Want to innovate? No need to reinvent the wheel

Oracle Corporation Australia

By Laini Bennett
Monday, 20 August, 2018


Want to innovate? No need to reinvent the wheel

When healthcare organisations seek to innovate, it’s important that any resultant change is beneficial and adds value, said Oracle Healthcare Innovation Advisor Peter Williams. They need to ask themselves first: ‘Do I really need this? Do I have something that can do this now?’

Williams was speaking to AHHB at the recent HIC 2018 digital health conference where he was an industry presenter. Part of Oracle’s customer success team, Williams tracks trends, developments in health care and advises healthcare customers on how to approach innovation.

When it comes to innovation, he said it is okay for healthcare organisations to look for inspiration from other industries and organisations. “Innovation doesn’t have to be a totally new invention. It can be something we just haven’t done here,” he said.

Working at the coalface, Williams is privy to the latest industry trends. In his experience, healthcare organisations are seeking four outcomes, often described as the ‘quadruple aim’:

  1. A better patient experience.
  2. A better clinical experience.
  3. Value-based health care lowering cost.
  4. Population health — focused on prevention, early intervention and self-empowerment.

“We’re also seeing a lot of interest in operational cost savings, especially through supply chain management of pharmaceuticals, prosthetics and product recalls,” he said.

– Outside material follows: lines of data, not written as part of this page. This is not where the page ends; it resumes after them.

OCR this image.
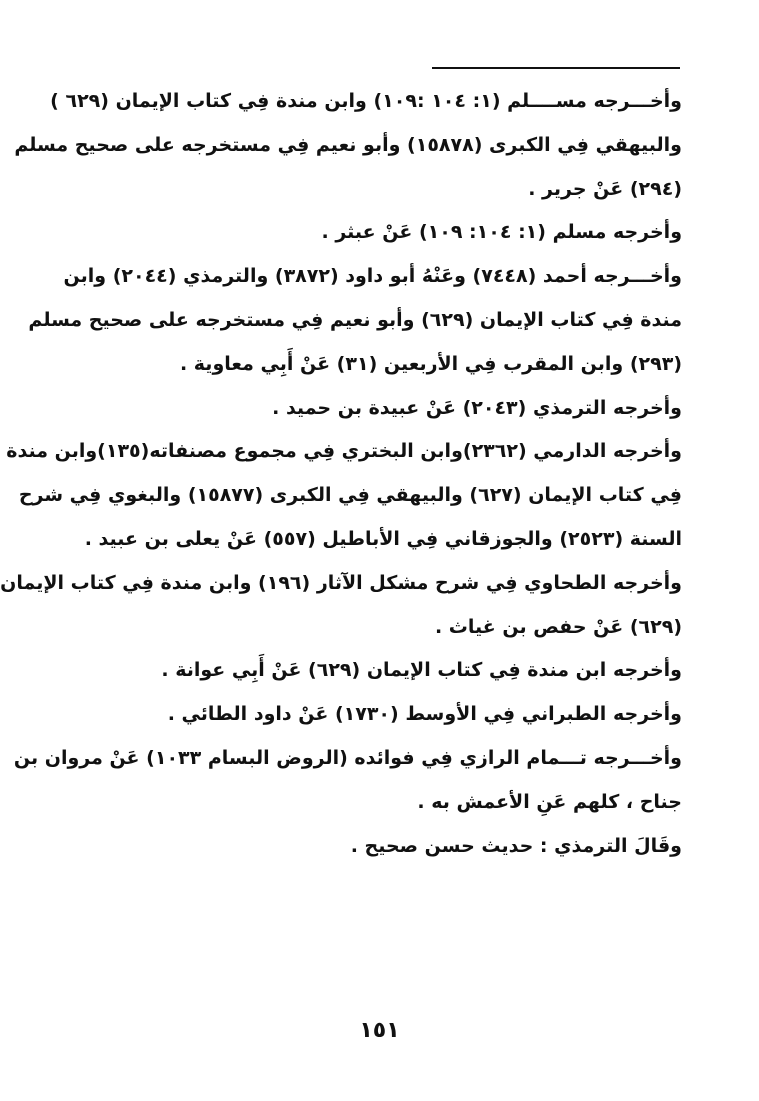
وأخـــرجه مســــلم (١: ١٠٤ :١٠٩) وابن مندة فِي كتاب الإيمان (٦٢٩ )
والبيهقي فِي الكبرى (١٥٨٧٨) وأبو نعيم فِي مستخرجه على صحيح مسلم
(٢٩٤) عَنْ جرير .
وأخرجه مسلم (١: ١٠٤: ١٠٩) عَنْ عبثر .
وأخـــرجه أحمد (٧٤٤٨) وعَنْهُ أبو داود (٣٨٧٢) والترمذي (٢٠٤٤) وابن
مندة فِي كتاب الإيمان (٦٢٩) وأبو نعيم فِي مستخرجه على صحيح مسلم
(٢٩٣) وابن المقرب فِي الأربعين (٣١) عَنْ أَبِي معاوية .
وأخرجه الترمذي (٢٠٤٣) عَنْ عبيدة بن حميد .
وأخرجه الدارمي (٢٣٦٢)وابن البختري فِي مجموع مصنفاته(١٣٥)وابن مندة
فِي كتاب الإيمان (٦٢٧) والبيهقي فِي الكبرى (١٥٨٧٧) والبغوي فِي شرح
السنة (٢٥٢٣) والجوزقاني فِي الأباطيل (٥٥٧) عَنْ يعلى بن عبيد .
وأخرجه الطحاوي فِي شرح مشكل الآثار (١٩٦) وابن مندة فِي كتاب الإيمان
(٦٢٩) عَنْ حفص بن غياث .
وأخرجه ابن مندة فِي كتاب الإيمان (٦٢٩) عَنْ أَبِي عوانة .
وأخرجه الطبراني فِي الأوسط (١٧٣٠) عَنْ داود الطائي .
وأخـــرجه تـــمام الرازي فِي فوائده (الروض البسام ١٠٣٣) عَنْ مروان بن
جناح ، كلهم عَنِ الأعمش به .
وقَالَ الترمذي : حديث حسن صحيح .
١٥١
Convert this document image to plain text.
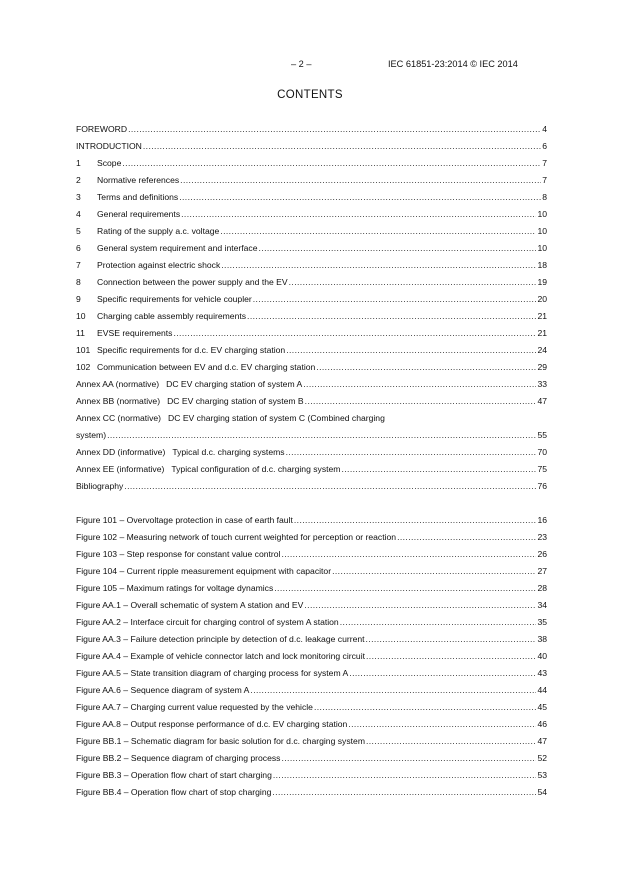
– 2 –	IEC 61851-23:2014 © IEC 2014
CONTENTS
FOREWORD .....	4
INTRODUCTION .....	6
1	Scope .....	7
2	Normative references .....	7
3	Terms and definitions .....	8
4	General requirements .....	10
5	Rating of the supply a.c. voltage .....	10
6	General system requirement and interface .....	10
7	Protection against electric shock .....	18
8	Connection between the power supply and the EV .....	19
9	Specific requirements for vehicle coupler .....	20
10	Charging cable assembly requirements .....	21
11	EVSE requirements .....	21
101 Specific requirements for d.c. EV charging station .....	24
102 Communication between EV and d.c. EV charging station .....	29
Annex AA (normative) DC EV charging station of system A .....	33
Annex BB (normative) DC EV charging station of system B .....	47
Annex CC (normative) DC EV charging station of system C (Combined charging
system) .....	55
Annex DD (informative) Typical d.c. charging systems .....	70
Annex EE (informative) Typical configuration of d.c. charging system .....	75
Bibliography .....	76
Figure 101 – Overvoltage protection in case of earth fault .....	16
Figure 102 – Measuring network of touch current weighted for perception or reaction .....	23
Figure 103 – Step response for constant value control .....	26
Figure 104 – Current ripple measurement equipment with capacitor .....	27
Figure 105 – Maximum ratings for voltage dynamics .....	28
Figure AA.1 – Overall schematic of system A station and EV .....	34
Figure AA.2 – Interface circuit for charging control of system A station .....	35
Figure AA.3 – Failure detection principle by detection of d.c. leakage current .....	38
Figure AA.4 – Example of vehicle connector latch and lock monitoring circuit .....	40
Figure AA.5 – State transition diagram of charging process for system A .....	43
Figure AA.6 – Sequence diagram of system A .....	44
Figure AA.7 – Charging current value requested by the vehicle .....	45
Figure AA.8 – Output response performance of d.c. EV charging station .....	46
Figure BB.1 – Schematic diagram for basic solution for d.c. charging system .....	47
Figure BB.2 – Sequence diagram of charging process .....	52
Figure BB.3 – Operation flow chart of start charging .....	53
Figure BB.4 – Operation flow chart of stop charging .....	54
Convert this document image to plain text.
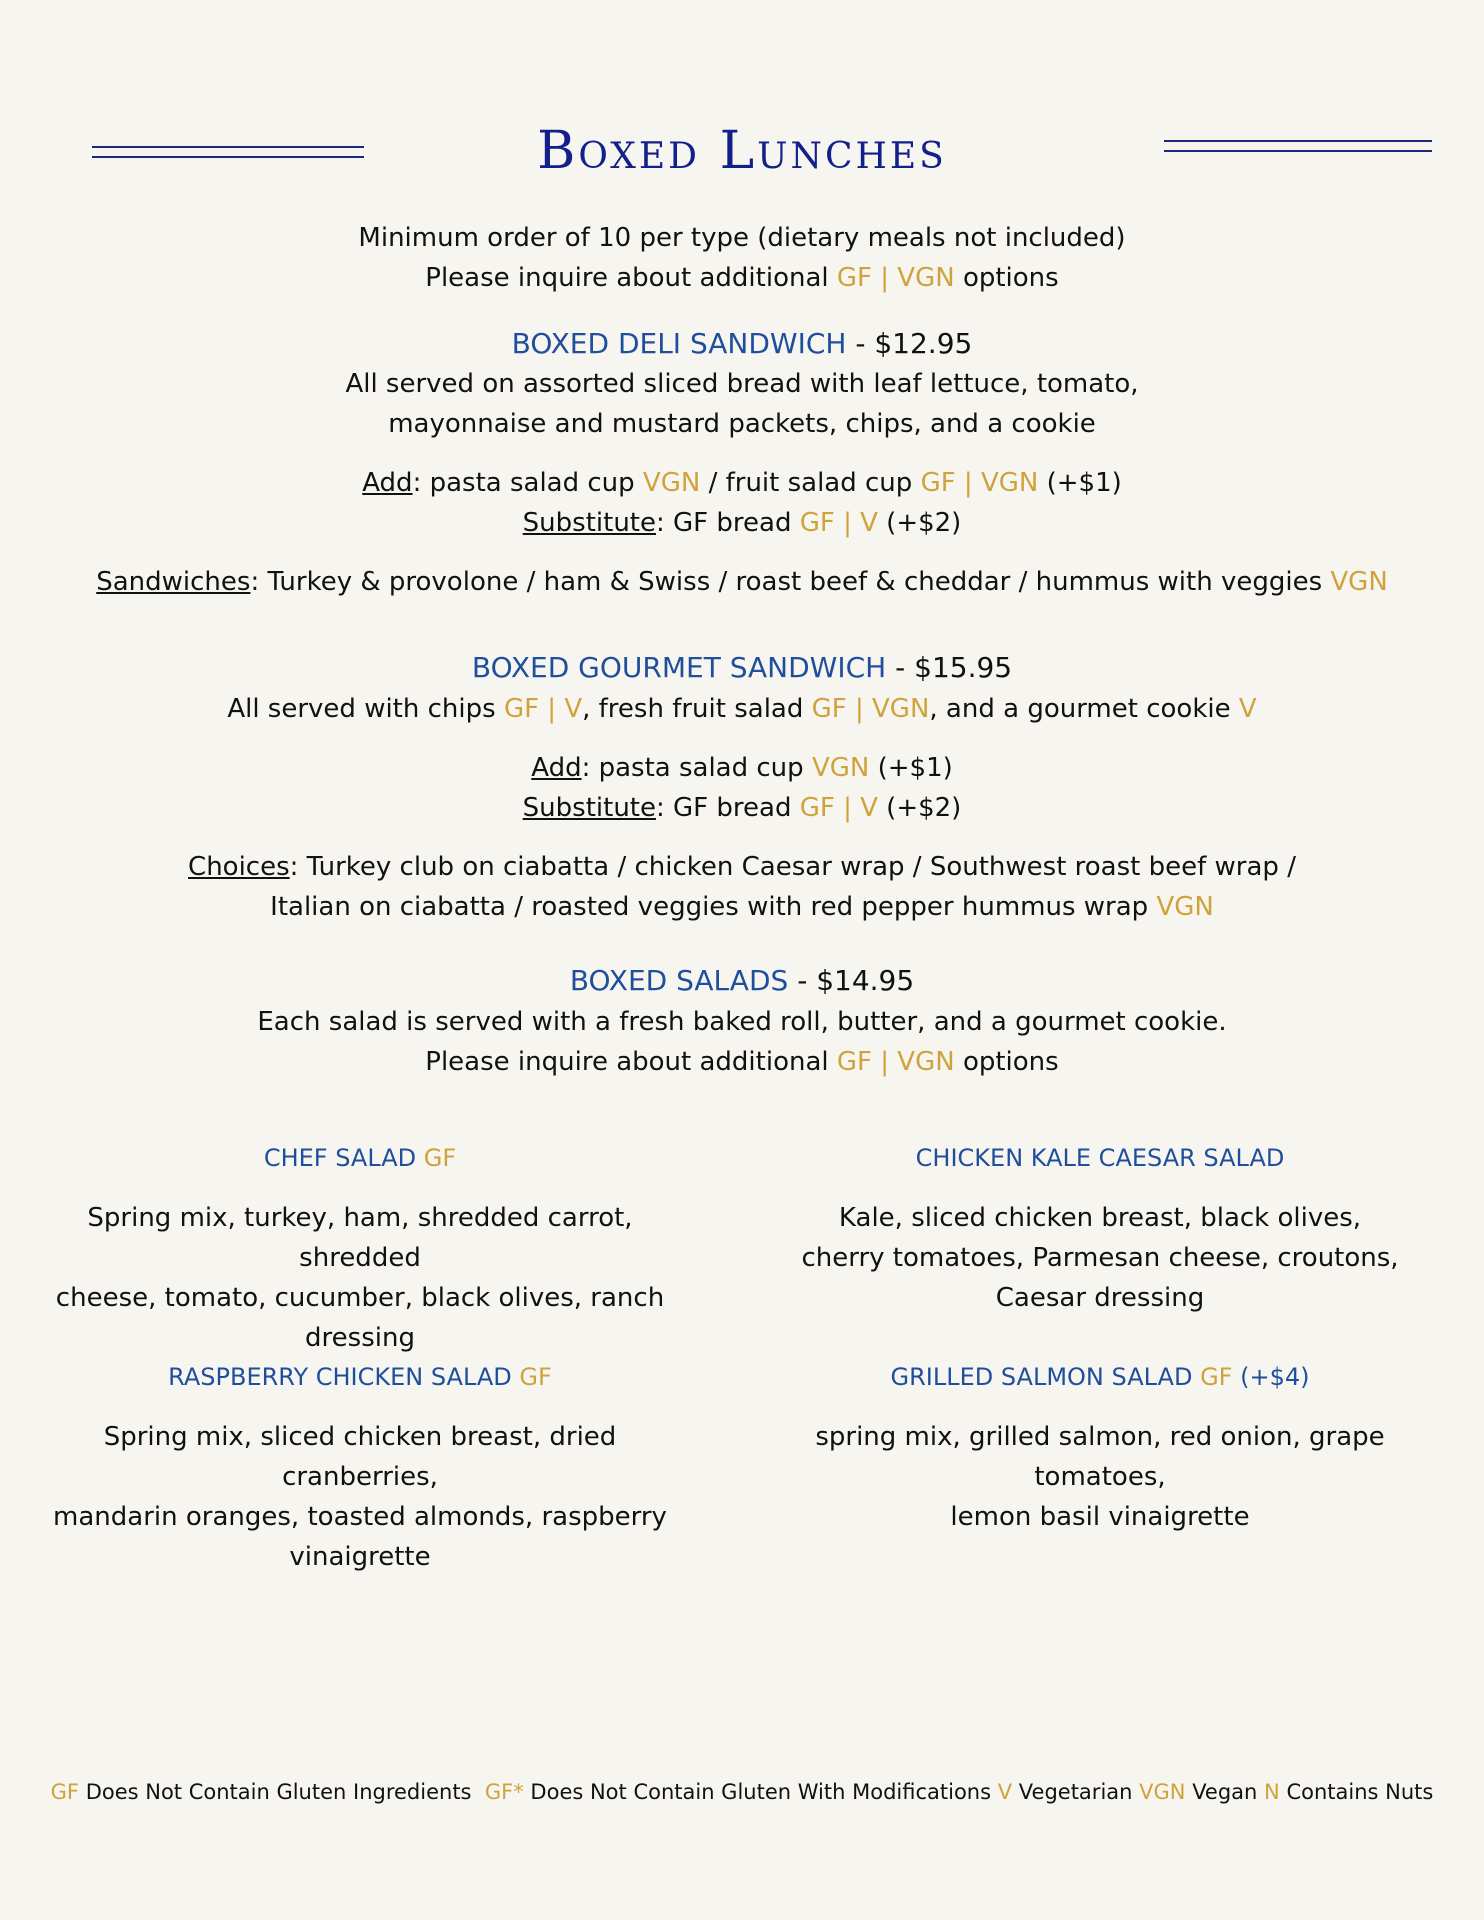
Boxed Lunches
Minimum order of 10 per type (dietary meals not included)
Please inquire about additional GF | VGN options
BOXED DELI SANDWICH - $12.95
All served on assorted sliced bread with leaf lettuce, tomato,
mayonnaise and mustard packets, chips, and a cookie
Add: pasta salad cup VGN / fruit salad cup GF | VGN (+$1)
Substitute: GF bread GF | V (+$2)
Sandwiches: Turkey & provolone / ham & Swiss / roast beef & cheddar / hummus with veggies VGN
BOXED GOURMET SANDWICH - $15.95
All served with chips GF | V, fresh fruit salad GF | VGN, and a gourmet cookie V
Add: pasta salad cup VGN (+$1)
Substitute: GF bread GF | V (+$2)
Choices: Turkey club on ciabatta / chicken Caesar wrap / Southwest roast beef wrap /
Italian on ciabatta / roasted veggies with red pepper hummus wrap VGN
BOXED SALADS - $14.95
Each salad is served with a fresh baked roll, butter, and a gourmet cookie.
Please inquire about additional GF | VGN options
CHEF SALAD GF
Spring mix, turkey, ham, shredded carrot, shredded
cheese, tomato, cucumber, black olives, ranch
dressing
CHICKEN KALE CAESAR SALAD
Kale, sliced chicken breast, black olives,
cherry tomatoes, Parmesan cheese, croutons,
Caesar dressing
RASPBERRY CHICKEN SALAD GF
Spring mix, sliced chicken breast, dried cranberries,
mandarin oranges, toasted almonds, raspberry
vinaigrette
GRILLED SALMON SALAD GF (+$4)
spring mix, grilled salmon, red onion, grape tomatoes,
lemon basil vinaigrette
GF Does Not Contain Gluten Ingredients GF* Does Not Contain Gluten With Modifications V Vegetarian VGN Vegan N Contains Nuts
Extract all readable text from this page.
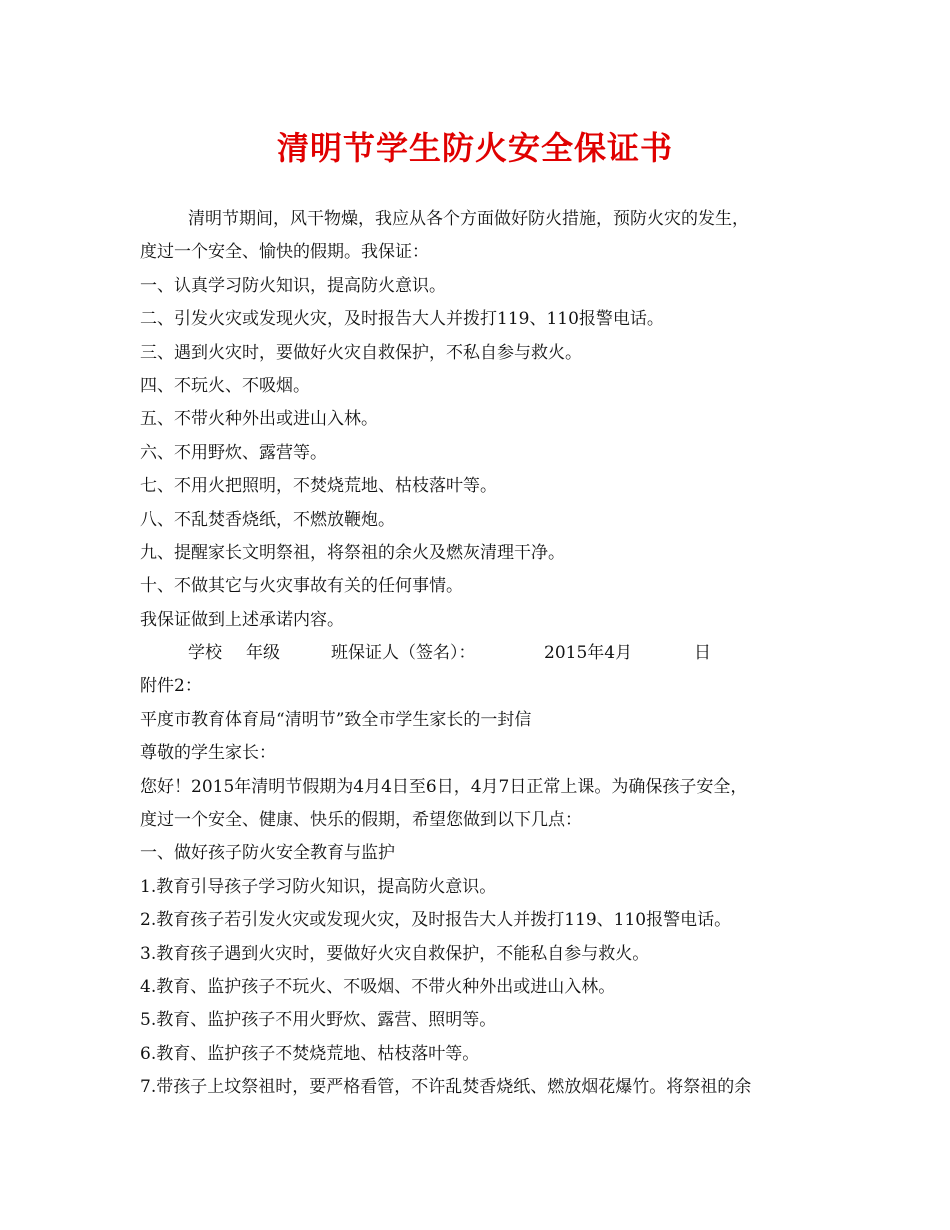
清明节学生防火安全保证书
清明节期间，风干物燥，我应从各个方面做好防火措施，预防火灾的发生，
度过一个安全、愉快的假期。我保证：
一、认真学习防火知识，提高防火意识。
二、引发火灾或发现火灾，及时报告大人并拨打119、110报警电话。
三、遇到火灾时，要做好火灾自救保护，不私自参与救火。
四、不玩火、不吸烟。
五、不带火种外出或进山入林。
六、不用野炊、露营等。
七、不用火把照明，不焚烧荒地、枯枝落叶等。
八、不乱焚香烧纸，不燃放鞭炮。
九、提醒家长文明祭祖，将祭祖的余火及燃灰清理干净。
十、不做其它与火灾事故有关的任何事情。
我保证做到上述承诺内容。
学校 年级	班保证人（签名）：	2015年4月	日
附件2：
平度市教育体育局“清明节”致全市学生家长的一封信
尊敬的学生家长：
您好！2015年清明节假期为4月4日至6日，4月7日正常上课。为确保孩子安全，
度过一个安全、健康、快乐的假期，希望您做到以下几点：
一、做好孩子防火安全教育与监护
1.教育引导孩子学习防火知识，提高防火意识。
2.教育孩子若引发火灾或发现火灾，及时报告大人并拨打119、110报警电话。
3.教育孩子遇到火灾时，要做好火灾自救保护，不能私自参与救火。
4.教育、监护孩子不玩火、不吸烟、不带火种外出或进山入林。
5.教育、监护孩子不用火野炊、露营、照明等。
6.教育、监护孩子不焚烧荒地、枯枝落叶等。
7.带孩子上坟祭祖时，要严格看管，不许乱焚香烧纸、燃放烟花爆竹。将祭祖的余
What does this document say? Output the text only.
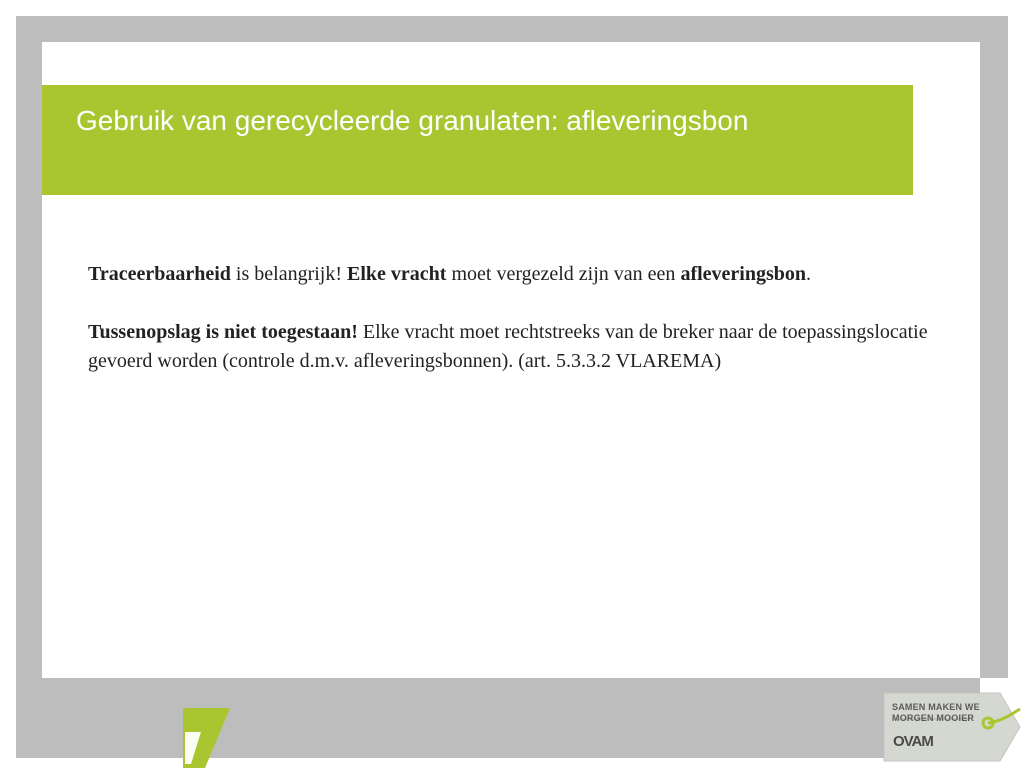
Gebruik van gerecycleerde granulaten: afleveringsbon

Traceerbaarheid is belangrijk! Elke vracht moet vergezeld zijn van een afleveringsbon.

Tussenopslag is niet toegestaan! Elke vracht moet rechtstreeks van de breker naar de toepassingslocatie gevoerd worden (controle d.m.v. afleveringsbonnen). (art. 5.3.3.2 VLAREMA)

SAMEN MAKEN WE
MORGEN MOOIER
OVAM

Leveraging technology in health care

One form of technology being adapted for health care is chat bots. Williams noted that UK charity Turning Point uses chat bots to converse with people with mental health issues. “Some people feel more comfortable talking to a chat bot as it’s non-judgmental,” he said.

The chat bot incorporates artificial intelligence (AI) to analyse the conversation, offering the caller advice and the option of speaking with a consultant. If the caller agrees, the system then identifies the most appropriate person for the caller to speak to and connects them.

Chat bots also offer resource benefits to the organisation, saving cost on headcount.

Autonomous databases

Another innovation offering resource benefits is autonomous self-learning databases. “Healthcare organisations are often low on cash and skilled database administrators are a scarce resource,” Williams explained.

Rather than invest in a dedicated resource to manage their database, organisations can use a database with built-in automation to perform maintenance tasks such as security patches and upgrades. He cites Oracle’s Autonomous Database Cloud, saying it is self-driving, self-securing and self-repairing.

Oracle’s analytics capability also has built-in AI that helps interpret the information within it. “Not every clinician is a data scientist. They look at the data and ask: ‘What am I seeing?’ The system produces a narrative that helps explain it to them.”

Managing data

Williams believes that integrating consumer information into healthcare systems is another growth area.

With health information coming in from Fitbits, mobile devices, apps and so forth, healthcare organisations need a way to capture the information and incorporate it into other systems. Noting this trend, Oracle developed the mHealth Connector, which captures this information from the devices and brings it into systems in a standardised and accessible form.

“It’s a challenge for healthcare organisations to pull together reams of data from different sources and make it meaningful,” Williams said. “It’s the old ‘garbage in, garbage out’ scenario.”

He said that as the digital revolution is data driven, it is essential for healthcare organisations to find a way to manage data so that it can be used for operational, clinical and research purposes, while ensuring there is clear governance around the way the content is accessed and handled.

“Paul Keating said ‘It’s the economy, stupid’. Well in this case, ‘It’s the data, stupid’,” Williams said. “If the information is right, you get the right decisions, and the right outcomes.”